Kenya and Tanzania are world-renowned wildlife destinations home to the Masai Mara National Reserve, Serengeti National Park, and Amboseli National Park. Rather than join lines of safari vehicles in over-touristed spots, we opt for lodges in privately protected areas or community concessions, where families can enjoy a greater variety of wildlife encounters on their terms.

Luxury camps and lodges like House in the Wild, Borana, and Kicheche Mara are committed to protecting wildlife in partnership with local communities. This makes the experience more holistic – more about people and their connection to a place than ticking off a list of animals – while also offering some fantastic ‘young ranger’ activities created just for children.

For those after a bit of downtime or water-based fun, Kenya and Tanzania are good options for a beach and safari combo. Families will love Robinson Crusoe days dipping between white sand and azure sea at Chumbe Island off Zanzibar.

Botswana

The Kalahari Desert, lunar Makgadikgadi salt pans and legendary Okavango Delta are some of Africa's least spoilt landscapes. Such a haven of untouched wilderness is thrilling for teenagers but not recommended for toddlers. Botswana lends itself to adventure, from riding safaris to quad bikes, so no one is in danger of arguing over screen time. In Botswana, our top family trip is a private weeklong walking and mobile camp expedition with seasoned guide Andrew Harkness.

Namibia

Namibia is one of the best countries to embark on a road trip with kids. Roads are easy to navigate, and the landscape is varied and epic, from Sossusvlei dunes to the other-worldly Skeleton Coast. Like South Africa, there's no malaria or yellow fever. Activities are plentiful for kids of all ages, including kayaking with seals in Walvis Bay, sandboarding down the Namib Desert's dunes, and tracking rehabilitated leopards at the AfriCat Foundation.

For a few nights of utter silence and dark skies, Wolwedans is a collection of camps in the Namib Rand Nature Reserve. Here, families with toddlers can enjoy the privacy of a lodge or camp to themselves, while older kids are welcome throughout the five different camp options.
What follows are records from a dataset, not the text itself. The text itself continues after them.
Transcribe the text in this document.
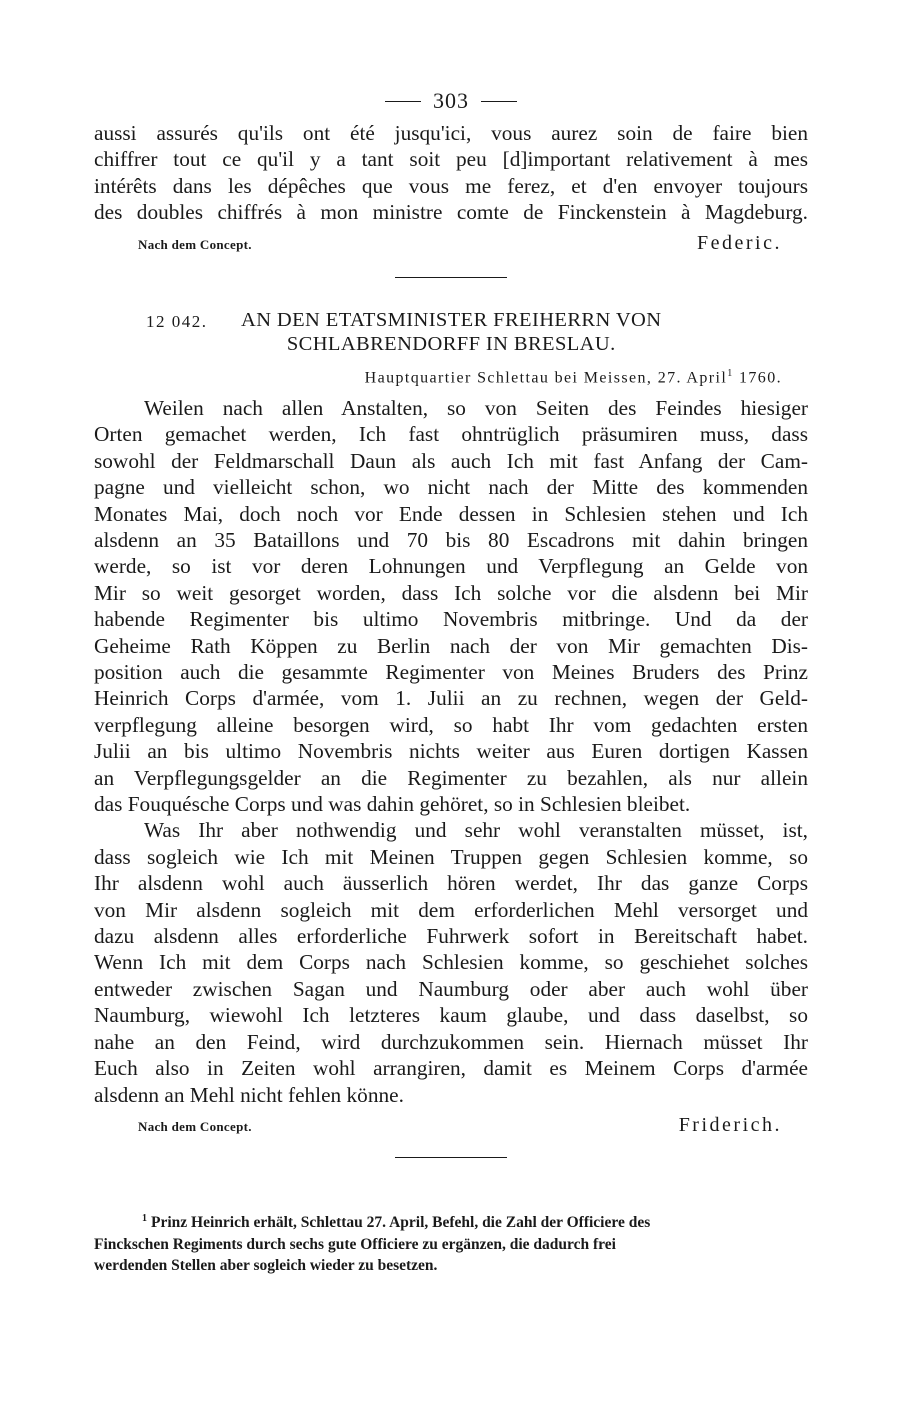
303

aussi assurés qu'ils ont été jusqu'ici, vous aurez soin de faire bien

chiffrer tout ce qu'il y a tant soit peu [d]important relativement à mes

intérêts dans les dépêches que vous me ferez, et d'en envoyer toujours

des doubles chiffrés à mon ministre comte de Finckenstein à Magdeburg.

Nach dem Concept.	Federic.
12 042.	AN DEN ETATSMINISTER FREIHERRN VON
SCHLABRENDORFF IN BRESLAU.
Hauptquartier Schlettau bei Meissen, 27. April$^1$ 1760.

Weilen nach allen Anstalten, so von Seiten des Feindes hiesiger

Orten gemachet werden, Ich fast ohntrüglich präsumiren muss, dass

sowohl der Feldmarschall Daun als auch Ich mit fast Anfang der Cam-

pagne und vielleicht schon, wo nicht nach der Mitte des kommenden

Monates Mai, doch noch vor Ende dessen in Schlesien stehen und Ich

alsdenn an 35 Bataillons und 70 bis 80 Escadrons mit dahin bringen

werde, so ist vor deren Lohnungen und Verpflegung an Gelde von

Mir so weit gesorget worden, dass Ich solche vor die alsdenn bei Mir

habende Regimenter bis ultimo Novembris mitbringe. Und da der

Geheime Rath Köppen zu Berlin nach der von Mir gemachten Dis-

position auch die gesammte Regimenter von Meines Bruders des Prinz

Heinrich Corps d'armée, vom 1. Julii an zu rechnen, wegen der Geld-

verpflegung alleine besorgen wird, so habt Ihr vom gedachten ersten

Julii an bis ultimo Novembris nichts weiter aus Euren dortigen Kassen

an Verpflegungsgelder an die Regimenter zu bezahlen, als nur allein

das Fouquésche Corps und was dahin gehöret, so in Schlesien bleibet.

Was Ihr aber nothwendig und sehr wohl veranstalten müsset, ist,

dass sogleich wie Ich mit Meinen Truppen gegen Schlesien komme, so

Ihr alsdenn wohl auch äusserlich hören werdet, Ihr das ganze Corps

von Mir alsdenn sogleich mit dem erforderlichen Mehl versorget und

dazu alsdenn alles erforderliche Fuhrwerk sofort in Bereitschaft habet.

Wenn Ich mit dem Corps nach Schlesien komme, so geschiehet solches

entweder zwischen Sagan und Naumburg oder aber auch wohl über

Naumburg, wiewohl Ich letzteres kaum glaube, und dass daselbst, so

nahe an den Feind, wird durchzukommen sein. Hiernach müsset Ihr

Euch also in Zeiten wohl arrangiren, damit es Meinem Corps d'armée

alsdenn an Mehl nicht fehlen könne.

Nach dem Concept.	Friderich.
$^1$ Prinz Heinrich erhält, Schlettau 27. April, Befehl, die Zahl der Officiere des
Finckschen Regiments durch sechs gute Officiere zu ergänzen, die dadurch frei
werdenden Stellen aber sogleich wieder zu besetzen.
Scenic drive in Wolwedans, Namibia.

When to go?

Every month brings something new, so there isn't a wrong time to travel to any of our Africa family travel destinations. June to September tends to be the preferred time in Kenya, Namibia, and Tanzania. In winter, it's cooler, and wildlife is easier to spot. The Great Migration happens in July and August, too. 

South Africa enjoys warm, blue skies between January and April. July and August, however, are the best months to spot migratory whales. Most visitors prefer to head to Botswana between May and October when waterways are high, and days are sunny.

Family on a game drive in Kenya, a must for family safari

What can I expect on a first family safari?

Most camps will not let children aged five or below on safari drives with other guests. A private vehicle and guide will make the whole experience much more enjoyable anyway – you can plan to start earlier or later and tailor the experience to the attention spans of little ones.

We select our partners for their passion and no critter or creature is too big or small to learn from and be amazed by. This is important when going on safari with younger kids who may find a scuttling dung beetle more fascinating than a sleeping lion. The whole experience is more enjoyable if you have time and space to follow their interests as much as yours.

Many luxury lodges have specialist childcare onsite, so if adults do want to head out into the bush without kids, that's easy to arrange. It can be hard to wrench them away from activities like cooking lessons, Maasai Warrior School, or fishing expeditions on return.